Rue Lamoricière dans le 12e arrondissement de Paris. By LPLT – Own work, CC BY-SA 4.0
Après deux ans de délibérations municipales, la mairie du XIIe arrondissement a annoncé, hier, le changement de nom des écoles voisines Lamoricière. Elles porteront désormais le nom de deux militants décoloniaux : Robert-Jean Longuet et Léonie Wanner. Un grand pas, qui reste très marginal dans cet arrondissement particulièrement marqué par les traces du passé colonial.
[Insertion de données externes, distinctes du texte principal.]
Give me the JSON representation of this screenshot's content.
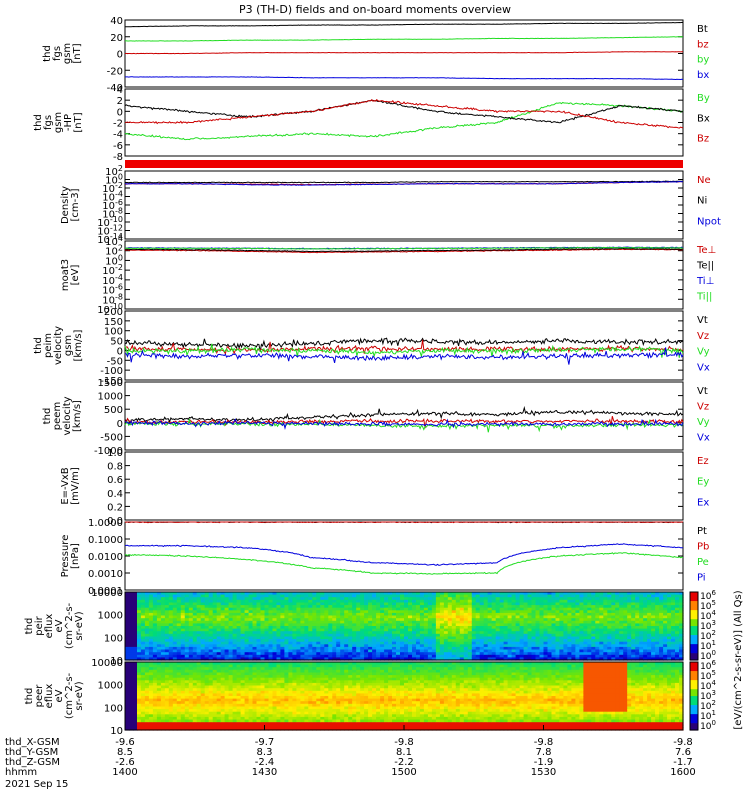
{
  "title": "P3 (TH-D) fields and on-board moments overview",
  "colors": {
    "black": "#000000",
    "red": "#cc0000",
    "green": "#22dd22",
    "blue": "#0000dd"
  },
  "chart_data": [
    {
      "type": "line",
      "id": "fgs",
      "ylabel": [
        "thd",
        "fgs",
        "gsm",
        "[nT]"
      ],
      "ylim": [
        -40,
        40
      ],
      "yticks": [
        40,
        20,
        0,
        -20,
        -40
      ],
      "series": [
        {
          "name": "Bt",
          "color": "#000000",
          "values": [
            32,
            33,
            33,
            34,
            34,
            35,
            35,
            36,
            36,
            37
          ]
        },
        {
          "name": "bz",
          "color": "#cc0000",
          "values": [
            0,
            0,
            1,
            1,
            1,
            1,
            1,
            1,
            2,
            2
          ]
        },
        {
          "name": "by",
          "color": "#22dd22",
          "values": [
            15,
            15,
            16,
            16,
            17,
            17,
            18,
            18,
            19,
            20
          ]
        },
        {
          "name": "bx",
          "color": "#0000dd",
          "values": [
            -28,
            -28,
            -28,
            -29,
            -29,
            -29,
            -30,
            -30,
            -30,
            -31
          ]
        }
      ]
    },
    {
      "type": "line",
      "id": "fgs_hp",
      "ylabel": [
        "thd",
        "fgs",
        "gsm",
        "-HP",
        "[nT]"
      ],
      "ylim": [
        -8,
        4
      ],
      "yticks": [
        4,
        2,
        0,
        -2,
        -4,
        -6,
        -8
      ],
      "series": [
        {
          "name": "By",
          "color": "#22dd22",
          "values": [
            -4,
            -5,
            -4.5,
            -4,
            -4.5,
            -3,
            -2,
            1.5,
            1,
            0
          ]
        },
        {
          "name": "Bx",
          "color": "#000000",
          "values": [
            1,
            0,
            -1,
            0,
            2,
            0,
            -1,
            -2,
            1,
            0
          ]
        },
        {
          "name": "Bz",
          "color": "#cc0000",
          "values": [
            -2,
            -2,
            -1,
            0,
            2,
            1,
            0,
            0,
            -2,
            -3
          ]
        }
      ]
    },
    {
      "type": "line",
      "id": "density",
      "scale": "log",
      "ylabel": [
        "Density",
        "[cm-3]"
      ],
      "ylim": [
        1e-14,
        100
      ],
      "yticks": [
        "10^2",
        "10^0",
        "10^-2",
        "10^-4",
        "10^-6",
        "10^-8",
        "10^-10",
        "10^-12",
        "10^-14"
      ],
      "series": [
        {
          "name": "Ne",
          "color": "#cc0000",
          "values": [
            0.1,
            0.1,
            0.08,
            0.06,
            0.08,
            0.1,
            0.1,
            0.1,
            0.2,
            0.3
          ]
        },
        {
          "name": "Ni",
          "color": "#000000",
          "values": [
            0.2,
            0.2,
            0.2,
            0.2,
            0.2,
            0.3,
            0.3,
            0.3,
            0.3,
            0.4
          ]
        },
        {
          "name": "Npot",
          "color": "#0000dd",
          "values": [
            0.1,
            0.1,
            0.06,
            0.05,
            0.07,
            0.1,
            0.1,
            0.1,
            0.2,
            0.3
          ]
        }
      ]
    },
    {
      "type": "line",
      "id": "temp",
      "scale": "log",
      "ylabel": [
        "moat3",
        "[eV]"
      ],
      "ylim": [
        1e-10,
        100000.0
      ],
      "yticks": [
        "10^4",
        "10^2",
        "10^0",
        "10^-2",
        "10^-4",
        "10^-6",
        "10^-8",
        "10^-10"
      ],
      "legend": [
        "Te⊥",
        "Te||",
        "Ti⊥",
        "Ti||"
      ],
      "series": [
        {
          "name": "Te⊥",
          "color": "#cc0000",
          "values": [
            1000,
            800,
            500,
            300,
            400,
            500,
            700,
            1000,
            1500,
            1200
          ]
        },
        {
          "name": "Te||",
          "color": "#000000",
          "values": [
            1500,
            1200,
            800,
            500,
            600,
            800,
            1000,
            1500,
            2000,
            1600
          ]
        },
        {
          "name": "Ti⊥",
          "color": "#0000dd",
          "values": [
            3000,
            2800,
            2500,
            2000,
            2200,
            2500,
            3000,
            3500,
            4000,
            3500
          ]
        },
        {
          "name": "Ti||",
          "color": "#22dd22",
          "values": [
            2500,
            2400,
            2200,
            1800,
            2000,
            2200,
            2600,
            3000,
            3500,
            3000
          ]
        }
      ]
    },
    {
      "type": "line",
      "id": "peim",
      "ylabel": [
        "thd",
        "peim",
        "velocity",
        "gsm",
        "[km/s]"
      ],
      "ylim": [
        -150,
        200
      ],
      "yticks": [
        200,
        150,
        100,
        50,
        0,
        -50,
        -100,
        -150
      ],
      "series": [
        {
          "name": "Vt",
          "color": "#000000",
          "values": [
            40,
            30,
            25,
            35,
            50,
            45,
            40,
            50,
            40,
            45
          ]
        },
        {
          "name": "Vz",
          "color": "#cc0000",
          "values": [
            10,
            5,
            0,
            10,
            10,
            5,
            10,
            5,
            10,
            5
          ]
        },
        {
          "name": "Vy",
          "color": "#22dd22",
          "values": [
            0,
            -5,
            5,
            0,
            -10,
            0,
            -5,
            0,
            5,
            0
          ]
        },
        {
          "name": "Vx",
          "color": "#0000dd",
          "values": [
            -20,
            -30,
            -25,
            -30,
            -40,
            -30,
            -35,
            -30,
            -25,
            -20
          ]
        }
      ]
    },
    {
      "type": "line",
      "id": "peem",
      "ylabel": [
        "thd",
        "peem",
        "velocity",
        "[km/s]"
      ],
      "ylim": [
        -1000,
        1500
      ],
      "yticks": [
        1500,
        1000,
        500,
        0,
        -500,
        -1000
      ],
      "series": [
        {
          "name": "Vt",
          "color": "#000000",
          "values": [
            100,
            150,
            100,
            200,
            300,
            350,
            300,
            400,
            350,
            300
          ]
        },
        {
          "name": "Vz",
          "color": "#cc0000",
          "values": [
            20,
            30,
            20,
            40,
            60,
            60,
            50,
            60,
            50,
            40
          ]
        },
        {
          "name": "Vy",
          "color": "#22dd22",
          "values": [
            -30,
            -50,
            -40,
            -60,
            -100,
            -120,
            -80,
            -100,
            -90,
            -70
          ]
        },
        {
          "name": "Vx",
          "color": "#0000dd",
          "values": [
            0,
            -20,
            -10,
            -30,
            -50,
            -60,
            -40,
            -50,
            -40,
            -30
          ]
        }
      ]
    },
    {
      "type": "line",
      "id": "exb",
      "ylabel": [
        "E=-VxB",
        "[mV/m]"
      ],
      "ylim": [
        0,
        1
      ],
      "yticks": [
        "1.0",
        "0.8",
        "0.6",
        "0.4",
        "0.2",
        "0.0"
      ],
      "legend": [
        "Ez",
        "Ey",
        "Ex"
      ],
      "series": []
    },
    {
      "type": "line",
      "id": "pressure",
      "scale": "log",
      "ylabel": [
        "Pressure",
        "[nPa]"
      ],
      "ylim": [
        0.0001,
        1
      ],
      "yticks": [
        "1.0000",
        "0.1000",
        "0.0100",
        "0.0010",
        "0.0001"
      ],
      "series": [
        {
          "name": "Pt",
          "color": "#000000",
          "values": [
            1,
            1,
            1,
            1,
            1,
            1,
            1,
            1,
            1,
            1
          ]
        },
        {
          "name": "Pb",
          "color": "#cc0000",
          "values": [
            1,
            1,
            1,
            1,
            1,
            1,
            1,
            1,
            1,
            1
          ]
        },
        {
          "name": "Pe",
          "color": "#22dd22",
          "values": [
            0.012,
            0.01,
            0.006,
            0.002,
            0.001,
            0.0009,
            0.001,
            0.01,
            0.015,
            0.008
          ]
        },
        {
          "name": "Pi",
          "color": "#0000dd",
          "values": [
            0.04,
            0.04,
            0.03,
            0.008,
            0.004,
            0.003,
            0.004,
            0.03,
            0.05,
            0.03
          ]
        }
      ]
    },
    {
      "type": "heatmap",
      "id": "peir",
      "ylabel": [
        "thd",
        "peir",
        "eflux",
        "eV",
        "(cm^2-s-",
        "sr-eV)"
      ],
      "yticks": [
        "10000",
        "1000",
        "100",
        "10"
      ]
    },
    {
      "type": "heatmap",
      "id": "peer",
      "ylabel": [
        "thd",
        "peer",
        "eflux",
        "eV",
        "(cm^2-s-",
        "sr-eV)"
      ],
      "yticks": [
        "10000",
        "1000",
        "100",
        "10"
      ]
    }
  ],
  "legends": [
    [
      "Bt",
      "bz",
      "by",
      "bx"
    ],
    [
      "By",
      "Bx",
      "Bz"
    ],
    [
      "Ne",
      "Ni",
      "Npot"
    ],
    [
      "Te⊥",
      "Te||",
      "Ti⊥",
      "Ti||"
    ],
    [
      "Vt",
      "Vz",
      "Vy",
      "Vx"
    ],
    [
      "Vt",
      "Vz",
      "Vy",
      "Vx"
    ],
    [
      "Ez",
      "Ey",
      "Ex"
    ],
    [
      "Pt",
      "Pb",
      "Pe",
      "Pi"
    ]
  ],
  "colorbar": {
    "ticks": [
      "10^6",
      "10^5",
      "10^4",
      "10^3",
      "10^2",
      "10^1",
      "10^0"
    ],
    "ticks2": [
      "10^6",
      "10^5",
      "10^4",
      "10^3",
      "10^2",
      "10^1",
      "10^0"
    ],
    "label": "[eV/(cm^2-s-sr-eV)] (All Qs)"
  },
  "xaxis": {
    "row_labels": [
      "thd_X-GSM",
      "thd_Y-GSM",
      "thd_Z-GSM",
      "hhmm",
      "2021 Sep 15"
    ],
    "columns": [
      [
        "-9.6",
        "8.5",
        "-2.6",
        "1400"
      ],
      [
        "-9.7",
        "8.3",
        "-2.4",
        "1430"
      ],
      [
        "-9.8",
        "8.1",
        "-2.2",
        "1500"
      ],
      [
        "-9.8",
        "7.8",
        "-1.9",
        "1530"
      ],
      [
        "-9.8",
        "7.6",
        "-1.7",
        "1600"
      ]
    ]
  }
}
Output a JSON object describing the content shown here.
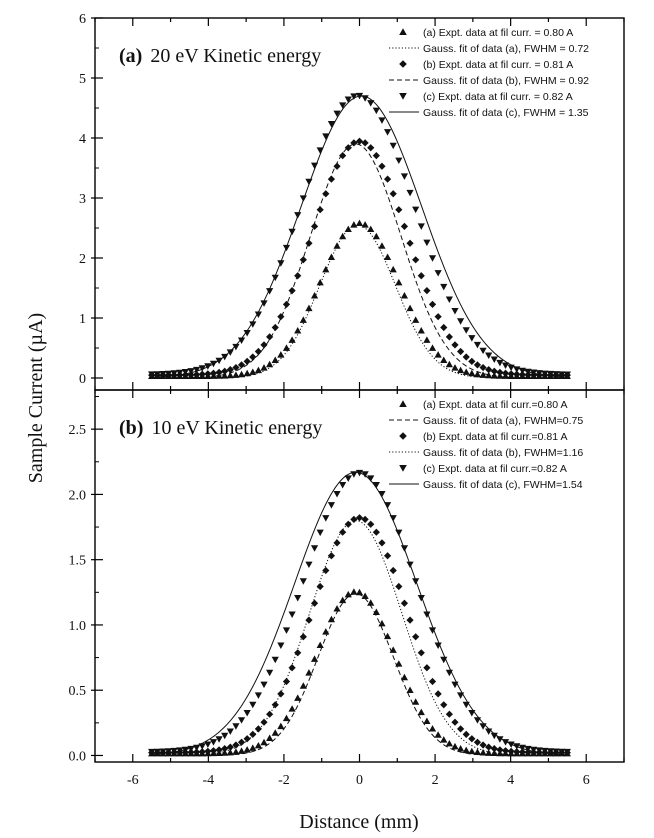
{
  "chart_data": {
    "type": "scatter",
    "shared_xlabel": "Distance (mm)",
    "shared_ylabel": "Sample Current (µA)",
    "xlim": [
      -7,
      7
    ],
    "xticks": [
      "-6",
      "-4",
      "-2",
      "0",
      "2",
      "4",
      "6"
    ],
    "panels": [
      {
        "id": "a",
        "title_letter": "(a)",
        "title_text": "20 eV Kinetic energy",
        "ylim": [
          -0.2,
          6
        ],
        "yticks": [
          "0",
          "1",
          "2",
          "3",
          "4",
          "5",
          "6"
        ],
        "legend": [
          {
            "label": "(a) Expt. data at fil curr. = 0.80 A",
            "kind": "marker",
            "marker": "triangle-up"
          },
          {
            "label": "Gauss. fit of data (a), FWHM = 0.72",
            "kind": "line",
            "dash": "dotted"
          },
          {
            "label": "(b) Expt. data at fil curr. = 0.81 A",
            "kind": "marker",
            "marker": "diamond"
          },
          {
            "label": "Gauss. fit of data (b), FWHM = 0.92",
            "kind": "line",
            "dash": "dashed"
          },
          {
            "label": "(c) Expt. data at fil curr. = 0.82 A",
            "kind": "marker",
            "marker": "triangle-down"
          },
          {
            "label": "Gauss. fit of data (c), FWHM = 1.35",
            "kind": "line",
            "dash": "solid"
          }
        ],
        "series": [
          {
            "name": "(a) Expt. data at fil curr. = 0.80 A",
            "marker": "triangle-up",
            "x_range": [
              -5.5,
              5.5
            ],
            "peak": 2.55,
            "center": 0.0,
            "sigma": 1.05
          },
          {
            "name": "Gauss. fit of data (a), FWHM = 0.72",
            "line": "dotted",
            "x_range": [
              -4.5,
              4.5
            ],
            "peak": 2.55,
            "center": -0.05,
            "sigma": 1.0
          },
          {
            "name": "(b) Expt. data at fil curr. = 0.81 A",
            "marker": "diamond",
            "x_range": [
              -5.5,
              5.5
            ],
            "peak": 3.9,
            "center": 0.0,
            "sigma": 1.25
          },
          {
            "name": "Gauss. fit of data (b), FWHM = 0.92",
            "line": "dashed",
            "x_range": [
              -4.5,
              4.5
            ],
            "peak": 3.9,
            "center": -0.1,
            "sigma": 1.2
          },
          {
            "name": "(c) Expt. data at fil curr. = 0.82 A",
            "marker": "triangle-down",
            "x_range": [
              -5.5,
              5.5
            ],
            "peak": 4.65,
            "center": -0.05,
            "sigma": 1.5
          },
          {
            "name": "Gauss. fit of data (c), FWHM = 1.35",
            "line": "solid",
            "x_range": [
              -5.5,
              5.5
            ],
            "peak": 4.7,
            "center": 0.05,
            "sigma": 1.6
          }
        ]
      },
      {
        "id": "b",
        "title_letter": "(b)",
        "title_text": "10 eV Kinetic energy",
        "ylim": [
          -0.05,
          2.8
        ],
        "yticks": [
          "0.0",
          "0.5",
          "1.0",
          "1.5",
          "2.0",
          "2.5"
        ],
        "legend": [
          {
            "label": "(a) Expt. data at fil curr.=0.80 A",
            "kind": "marker",
            "marker": "triangle-up"
          },
          {
            "label": "Gauss. fit of data (a), FWHM=0.75",
            "kind": "line",
            "dash": "dashed"
          },
          {
            "label": "(b) Expt. data at fil curr.=0.81 A",
            "kind": "marker",
            "marker": "diamond"
          },
          {
            "label": "Gauss. fit of data (b), FWHM=1.16",
            "kind": "line",
            "dash": "dotted"
          },
          {
            "label": "(c) Expt. data at fil curr.=0.82 A",
            "kind": "marker",
            "marker": "triangle-down"
          },
          {
            "label": "Gauss. fit of data (c), FWHM=1.54",
            "kind": "line",
            "dash": "solid"
          }
        ],
        "series": [
          {
            "name": "(a) Expt. data at fil curr.=0.80 A",
            "marker": "triangle-up",
            "x_range": [
              -5.5,
              5.5
            ],
            "peak": 1.24,
            "center": -0.1,
            "sigma": 1.05
          },
          {
            "name": "Gauss. fit of data (a), FWHM=0.75",
            "line": "dashed",
            "x_range": [
              -5.0,
              5.0
            ],
            "peak": 1.24,
            "center": -0.1,
            "sigma": 1.0
          },
          {
            "name": "(b) Expt. data at fil curr.=0.81 A",
            "marker": "diamond",
            "x_range": [
              -5.5,
              5.5
            ],
            "peak": 1.8,
            "center": 0.0,
            "sigma": 1.25
          },
          {
            "name": "Gauss. fit of data (b), FWHM=1.16",
            "line": "dotted",
            "x_range": [
              -5.0,
              5.0
            ],
            "peak": 1.8,
            "center": -0.1,
            "sigma": 1.22
          },
          {
            "name": "(c) Expt. data at fil curr.=0.82 A",
            "marker": "triangle-down",
            "x_range": [
              -5.5,
              5.5
            ],
            "peak": 2.14,
            "center": 0.0,
            "sigma": 1.5
          },
          {
            "name": "Gauss. fit of data (c), FWHM=1.54",
            "line": "solid",
            "x_range": [
              -5.5,
              5.5
            ],
            "peak": 2.17,
            "center": -0.1,
            "sigma": 1.62
          }
        ]
      }
    ]
  }
}
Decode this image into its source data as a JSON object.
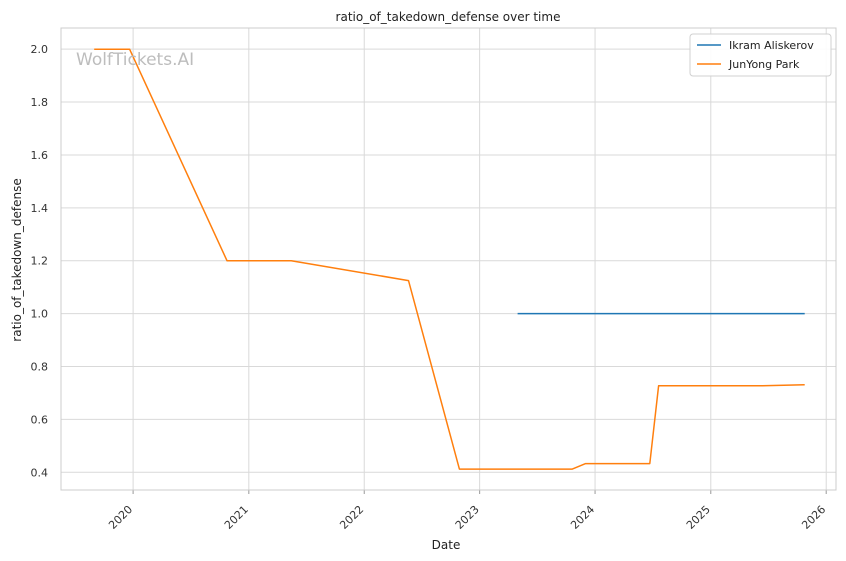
{
  "watermark": "WolfTickets.AI",
  "chart_data": {
    "type": "line",
    "title": "ratio_of_takedown_defense over time",
    "xlabel": "Date",
    "ylabel": "ratio_of_takedown_defense",
    "x_ticks": [
      "2020",
      "2021",
      "2022",
      "2023",
      "2024",
      "2025",
      "2026"
    ],
    "y_ticks": [
      "0.4",
      "0.6",
      "0.8",
      "1.0",
      "1.2",
      "1.4",
      "1.6",
      "1.8",
      "2.0"
    ],
    "xlim": [
      "2019-05-18",
      "2026-02-01"
    ],
    "ylim": [
      0.333,
      2.08
    ],
    "grid": true,
    "legend_position": "top-right",
    "series": [
      {
        "name": "Ikram Aliskerov",
        "color": "#1f77b4",
        "points": [
          [
            "2023-05-01",
            1.0
          ],
          [
            "2025-10-25",
            1.0
          ]
        ]
      },
      {
        "name": "JunYong Park",
        "color": "#ff7f0e",
        "points": [
          [
            "2019-08-31",
            2.0
          ],
          [
            "2019-12-21",
            2.0
          ],
          [
            "2020-10-24",
            1.2
          ],
          [
            "2021-05-15",
            1.2
          ],
          [
            "2022-05-21",
            1.125
          ],
          [
            "2022-10-29",
            0.412
          ],
          [
            "2023-10-21",
            0.412
          ],
          [
            "2023-12-02",
            0.433
          ],
          [
            "2024-06-22",
            0.433
          ],
          [
            "2024-07-20",
            0.727
          ],
          [
            "2025-06-14",
            0.727
          ],
          [
            "2025-10-25",
            0.731
          ]
        ]
      }
    ]
  }
}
Vendredi 17 octobre, à 11 heures, près de cinq mois après le vote d’une délibération en conseil d’arrondissement, les deux écoles primaires Lamoricière A et B ont changé de nom. Exit le nom du général de la période coloniale, les deux établissements publics portent désormais les noms de Robert-Jean Longuet et de Léonie Wanner, deux journalistes, défenseurs des droits humains et militants décoloniaux. Cet événement a été célébré en grande pompe, devant les établissements voisins, en présence d’élus et du journaliste Jean-Michel Aphatie. Les élèves concernés par ce changement y ont tenu un rôle essentiel, en prenant la parole durant la cérémonie. Un tournant important, dans la continuité des combats menés par la maire écologiste de l’arrondissement, Emmanuelle Pierre-Marie, depuis maintenant cinq ans.
Retirer les traces du passé colonial du XIIe arrondissement
Un combat particulièrement justifié dans cet arrondissement, qui porte en lui de nombreuses marques de l’histoire coloniale. Pour cause, l’Exposition coloniale internationale de 1931, qui a notamment été l’occasion de la construction du palais de la Porte Dorée. Un monument toujours emblématique de l’arrondissement, qui donne d’ailleurs son nom au quartier qui l’entoure. Un document, édité par le musée de la Porte Dorée – nommé « traces de l’histoire coloniale dans le 12e arrondissement de Paris » – recense en tout 34 noms dans son arrondissement qui porteraient en eux les traces du passé colonial.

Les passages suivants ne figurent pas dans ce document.